Monday, November 10, 2014
Texas Instruments Inc. announced Thursday (Nov. 6) that the company will open a 300mm wafer bumping facility in Chengdu, China. TI described the move as the third leg of a “long-term China strategy,” unveiled in 2010, to establish production facilities in China.
With the new site, TI is striving to assure customers of a “broad-based technology platform,” and a “manufacturing foothold that can support a large customer base with big volume needs,” Paul Fego, vice president of worldwide manufacturing for TI, told EE Times.
With analog cited as its core business, TI’s focus is on its internal production facilities and expanding capacity fast enough to support its rapidly growing analog and power management IC businesses.
Noting that TI is one of the two analog companies with 300mm processing capability (Infineon being another), Dean Freeman, research vice president at Gartner, said that the new wafer bumping facility helps TI maintain leadership in 300mm analog technology.
According Gartner, TI grabbed a 21.4 percent share in 2013 of a $19.4 billion total analog market. The market research firm estimates $21.154 billion in revenue in 2014.
Bumping Bumping is completed prior to assembly. The process replaces wire bonding as the interconnection by applying solder, in the form of bumps, or balls, to a device at the wafer level, according to TI. Gartner’s Freeman explained that bumping is “one of the many packaging methods for devices and tends to be the favored manufacturing method for wafer level packaging.”

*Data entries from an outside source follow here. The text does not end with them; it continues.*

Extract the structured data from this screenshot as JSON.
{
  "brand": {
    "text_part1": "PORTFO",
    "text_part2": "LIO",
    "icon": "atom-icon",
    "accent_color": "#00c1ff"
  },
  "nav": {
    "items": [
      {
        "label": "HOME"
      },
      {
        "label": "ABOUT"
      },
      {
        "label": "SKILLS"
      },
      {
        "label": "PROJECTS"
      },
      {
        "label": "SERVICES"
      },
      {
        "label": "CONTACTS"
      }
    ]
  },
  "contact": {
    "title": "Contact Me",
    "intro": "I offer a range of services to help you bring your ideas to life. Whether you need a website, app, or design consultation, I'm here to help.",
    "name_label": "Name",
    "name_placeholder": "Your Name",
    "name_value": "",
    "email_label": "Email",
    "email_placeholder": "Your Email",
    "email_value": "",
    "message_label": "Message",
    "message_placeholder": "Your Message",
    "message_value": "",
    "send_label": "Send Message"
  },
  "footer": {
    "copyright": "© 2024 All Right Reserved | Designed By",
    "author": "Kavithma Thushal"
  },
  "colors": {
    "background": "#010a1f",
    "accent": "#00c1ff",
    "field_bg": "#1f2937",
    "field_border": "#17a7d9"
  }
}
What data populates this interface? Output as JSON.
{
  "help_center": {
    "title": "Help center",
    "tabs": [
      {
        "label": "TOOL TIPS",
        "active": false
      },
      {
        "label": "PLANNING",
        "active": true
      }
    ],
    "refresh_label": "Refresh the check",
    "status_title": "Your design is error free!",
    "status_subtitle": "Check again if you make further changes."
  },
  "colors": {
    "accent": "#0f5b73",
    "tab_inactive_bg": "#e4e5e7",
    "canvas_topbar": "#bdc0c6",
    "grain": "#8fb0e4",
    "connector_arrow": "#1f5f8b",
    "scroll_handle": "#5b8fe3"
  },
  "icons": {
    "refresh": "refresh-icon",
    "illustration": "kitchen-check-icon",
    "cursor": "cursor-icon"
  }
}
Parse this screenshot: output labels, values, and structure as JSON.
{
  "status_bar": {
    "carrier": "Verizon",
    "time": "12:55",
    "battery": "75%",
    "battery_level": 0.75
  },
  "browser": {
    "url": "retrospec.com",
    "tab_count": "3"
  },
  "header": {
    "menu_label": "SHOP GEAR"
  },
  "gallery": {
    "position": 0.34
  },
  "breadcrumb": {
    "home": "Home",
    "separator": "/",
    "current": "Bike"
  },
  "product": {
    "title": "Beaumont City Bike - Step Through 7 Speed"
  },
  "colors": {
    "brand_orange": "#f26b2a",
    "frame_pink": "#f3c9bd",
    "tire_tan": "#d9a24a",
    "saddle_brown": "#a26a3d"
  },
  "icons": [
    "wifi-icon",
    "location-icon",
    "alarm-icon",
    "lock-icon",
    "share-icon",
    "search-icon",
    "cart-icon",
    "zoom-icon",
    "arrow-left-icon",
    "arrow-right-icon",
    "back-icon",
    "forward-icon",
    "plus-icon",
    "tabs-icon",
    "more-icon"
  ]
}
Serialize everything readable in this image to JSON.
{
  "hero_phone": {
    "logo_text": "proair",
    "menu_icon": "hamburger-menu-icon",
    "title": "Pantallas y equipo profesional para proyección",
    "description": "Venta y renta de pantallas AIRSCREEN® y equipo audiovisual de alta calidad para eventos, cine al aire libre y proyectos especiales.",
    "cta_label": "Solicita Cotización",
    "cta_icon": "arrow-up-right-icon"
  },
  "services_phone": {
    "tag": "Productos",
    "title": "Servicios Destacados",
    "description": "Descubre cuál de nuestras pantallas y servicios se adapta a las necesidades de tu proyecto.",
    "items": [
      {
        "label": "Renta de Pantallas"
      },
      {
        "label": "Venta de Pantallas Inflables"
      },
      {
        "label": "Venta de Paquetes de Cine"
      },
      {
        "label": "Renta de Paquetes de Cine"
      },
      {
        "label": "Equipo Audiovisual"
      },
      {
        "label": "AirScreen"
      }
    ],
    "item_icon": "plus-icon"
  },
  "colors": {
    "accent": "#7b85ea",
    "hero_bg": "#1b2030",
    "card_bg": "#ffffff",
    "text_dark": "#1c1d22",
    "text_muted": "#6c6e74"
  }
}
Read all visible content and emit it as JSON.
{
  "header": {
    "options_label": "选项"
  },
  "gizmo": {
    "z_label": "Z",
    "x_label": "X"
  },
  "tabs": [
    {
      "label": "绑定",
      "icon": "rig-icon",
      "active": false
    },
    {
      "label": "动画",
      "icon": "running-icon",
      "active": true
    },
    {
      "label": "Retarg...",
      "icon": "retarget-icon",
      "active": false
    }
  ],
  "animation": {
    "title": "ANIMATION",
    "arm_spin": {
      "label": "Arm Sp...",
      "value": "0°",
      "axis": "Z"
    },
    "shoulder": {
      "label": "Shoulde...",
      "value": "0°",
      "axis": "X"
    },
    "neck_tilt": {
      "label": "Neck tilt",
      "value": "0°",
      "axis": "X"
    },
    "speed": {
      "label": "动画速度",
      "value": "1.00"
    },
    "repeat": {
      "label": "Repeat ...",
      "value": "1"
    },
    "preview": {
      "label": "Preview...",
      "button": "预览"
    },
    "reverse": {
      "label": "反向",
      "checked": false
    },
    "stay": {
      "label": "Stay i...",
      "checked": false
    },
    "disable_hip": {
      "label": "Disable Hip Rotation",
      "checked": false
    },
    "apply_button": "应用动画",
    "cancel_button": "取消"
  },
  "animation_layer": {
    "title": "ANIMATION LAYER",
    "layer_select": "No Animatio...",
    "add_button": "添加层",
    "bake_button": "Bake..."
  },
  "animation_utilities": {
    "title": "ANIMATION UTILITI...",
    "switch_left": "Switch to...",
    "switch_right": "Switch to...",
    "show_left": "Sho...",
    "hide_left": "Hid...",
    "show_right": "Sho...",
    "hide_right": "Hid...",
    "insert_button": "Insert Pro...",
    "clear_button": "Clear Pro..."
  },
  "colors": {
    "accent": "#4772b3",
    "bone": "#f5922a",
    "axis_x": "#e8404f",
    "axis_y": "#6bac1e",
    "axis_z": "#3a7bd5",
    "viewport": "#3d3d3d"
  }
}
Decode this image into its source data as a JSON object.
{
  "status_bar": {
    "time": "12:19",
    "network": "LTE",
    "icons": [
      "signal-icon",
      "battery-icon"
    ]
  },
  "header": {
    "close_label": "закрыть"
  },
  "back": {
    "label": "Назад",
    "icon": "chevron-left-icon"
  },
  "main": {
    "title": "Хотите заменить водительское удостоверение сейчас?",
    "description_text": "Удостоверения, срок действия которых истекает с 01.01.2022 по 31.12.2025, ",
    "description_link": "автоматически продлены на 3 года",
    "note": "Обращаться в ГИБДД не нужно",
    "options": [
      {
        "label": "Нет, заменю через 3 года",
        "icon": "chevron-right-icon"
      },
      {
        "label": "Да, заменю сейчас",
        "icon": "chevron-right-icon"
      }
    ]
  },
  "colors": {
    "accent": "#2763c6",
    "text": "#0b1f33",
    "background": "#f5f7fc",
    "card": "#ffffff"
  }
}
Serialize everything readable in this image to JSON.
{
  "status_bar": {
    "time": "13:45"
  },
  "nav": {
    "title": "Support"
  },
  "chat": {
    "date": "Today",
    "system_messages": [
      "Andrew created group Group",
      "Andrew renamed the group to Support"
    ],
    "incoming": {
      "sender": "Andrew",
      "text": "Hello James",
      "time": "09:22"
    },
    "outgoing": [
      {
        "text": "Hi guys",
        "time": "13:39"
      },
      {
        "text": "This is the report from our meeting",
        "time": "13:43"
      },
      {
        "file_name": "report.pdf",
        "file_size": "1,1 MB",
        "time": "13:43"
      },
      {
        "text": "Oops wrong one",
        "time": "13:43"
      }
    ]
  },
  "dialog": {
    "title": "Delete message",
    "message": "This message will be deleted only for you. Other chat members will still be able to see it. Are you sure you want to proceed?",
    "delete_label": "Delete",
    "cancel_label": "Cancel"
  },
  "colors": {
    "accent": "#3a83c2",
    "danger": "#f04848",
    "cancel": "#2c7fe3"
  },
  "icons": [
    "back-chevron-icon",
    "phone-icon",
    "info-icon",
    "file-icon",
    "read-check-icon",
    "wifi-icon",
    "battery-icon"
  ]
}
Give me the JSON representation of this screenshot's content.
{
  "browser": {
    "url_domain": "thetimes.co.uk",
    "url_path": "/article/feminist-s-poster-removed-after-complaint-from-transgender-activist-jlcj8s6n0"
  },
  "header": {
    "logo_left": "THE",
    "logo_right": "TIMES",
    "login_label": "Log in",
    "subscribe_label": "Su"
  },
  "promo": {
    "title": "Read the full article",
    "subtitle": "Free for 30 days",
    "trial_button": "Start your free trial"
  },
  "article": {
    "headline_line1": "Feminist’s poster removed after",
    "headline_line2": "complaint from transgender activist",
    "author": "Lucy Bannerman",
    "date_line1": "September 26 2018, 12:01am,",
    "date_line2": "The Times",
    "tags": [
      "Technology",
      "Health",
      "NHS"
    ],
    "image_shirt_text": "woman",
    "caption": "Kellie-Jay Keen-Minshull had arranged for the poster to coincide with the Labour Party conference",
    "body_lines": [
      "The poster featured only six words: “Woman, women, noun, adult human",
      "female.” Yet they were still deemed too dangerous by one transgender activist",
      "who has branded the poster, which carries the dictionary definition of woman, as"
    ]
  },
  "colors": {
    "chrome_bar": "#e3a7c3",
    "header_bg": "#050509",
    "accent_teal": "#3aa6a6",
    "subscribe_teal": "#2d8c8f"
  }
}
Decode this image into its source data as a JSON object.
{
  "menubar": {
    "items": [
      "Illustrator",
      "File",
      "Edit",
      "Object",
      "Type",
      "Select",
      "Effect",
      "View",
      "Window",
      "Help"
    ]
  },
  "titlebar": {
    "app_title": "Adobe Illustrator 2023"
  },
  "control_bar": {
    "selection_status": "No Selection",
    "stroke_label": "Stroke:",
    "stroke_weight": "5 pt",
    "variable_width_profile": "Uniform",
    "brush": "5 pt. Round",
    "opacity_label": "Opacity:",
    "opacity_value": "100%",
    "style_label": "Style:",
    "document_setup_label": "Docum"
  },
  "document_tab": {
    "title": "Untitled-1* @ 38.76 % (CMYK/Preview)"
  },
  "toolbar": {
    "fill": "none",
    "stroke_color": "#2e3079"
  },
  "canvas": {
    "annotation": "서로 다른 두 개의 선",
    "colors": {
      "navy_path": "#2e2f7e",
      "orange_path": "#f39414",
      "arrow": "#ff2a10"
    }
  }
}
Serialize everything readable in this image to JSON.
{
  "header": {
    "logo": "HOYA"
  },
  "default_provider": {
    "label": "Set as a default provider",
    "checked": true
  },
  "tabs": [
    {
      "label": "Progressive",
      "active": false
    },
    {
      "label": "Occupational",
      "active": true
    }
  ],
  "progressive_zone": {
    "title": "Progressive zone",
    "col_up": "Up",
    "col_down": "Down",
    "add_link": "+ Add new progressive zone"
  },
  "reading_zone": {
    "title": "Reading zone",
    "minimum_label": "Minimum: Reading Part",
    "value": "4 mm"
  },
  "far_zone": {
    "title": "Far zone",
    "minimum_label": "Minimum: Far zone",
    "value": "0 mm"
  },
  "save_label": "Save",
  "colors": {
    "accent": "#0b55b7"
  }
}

Fego sees bumping as an “absolutely critical” manufacturing process for advanced packaging technologies.
Because bumping comes in so many different flavors, the process leverages proprietary technologies that help differentiate analog chips. A certain flavor of bumping is used to improve speed in embedded chips, for example, while another delivers the smaller size or thinness needed by higher density chips, Fego explained.
TI’s new 300mm wafer bumping facility will accommodate a variety of bumping processes. “We will first establish a base technology, go through the learning curve, and offer bumping our customers’ devices need,” Fego said.
China strategy TI rolled out its China plan in earnest when the company acquired in 2010 a 200mm fab in Chengdu, from China’s foundry SMIC and the Chinese government. TI is using that fab to produce analog chips.
TI then added an assembly/test operation in China by purchasing a 358,000 square-foot facility from UTAC Chengdu Ltd. in December, 2013. The facility is now qualified and in production using advanced quad-flat no-leads (QFN) packaging technology, according to TI.
For the company’s new 300mm wafer bumping facility, TI is using a second shell that came with the Chengdu site TI purchased back in 2010. The facility, remaining still as a shell today, is scheduled to begin production in early 2016.
TI has manufacturing operations throughout the world, including the United States, Mexico, Germany, Scotland, China, Malaysia, Japan, Taiwan, and the Philippines. Its 300mm operations include the industry’s first 300mm Analog wafer fab in Richardson, Texas as well as its DMOS6 wafer fab in Dallas and bump operations in the Philippines and Dallas.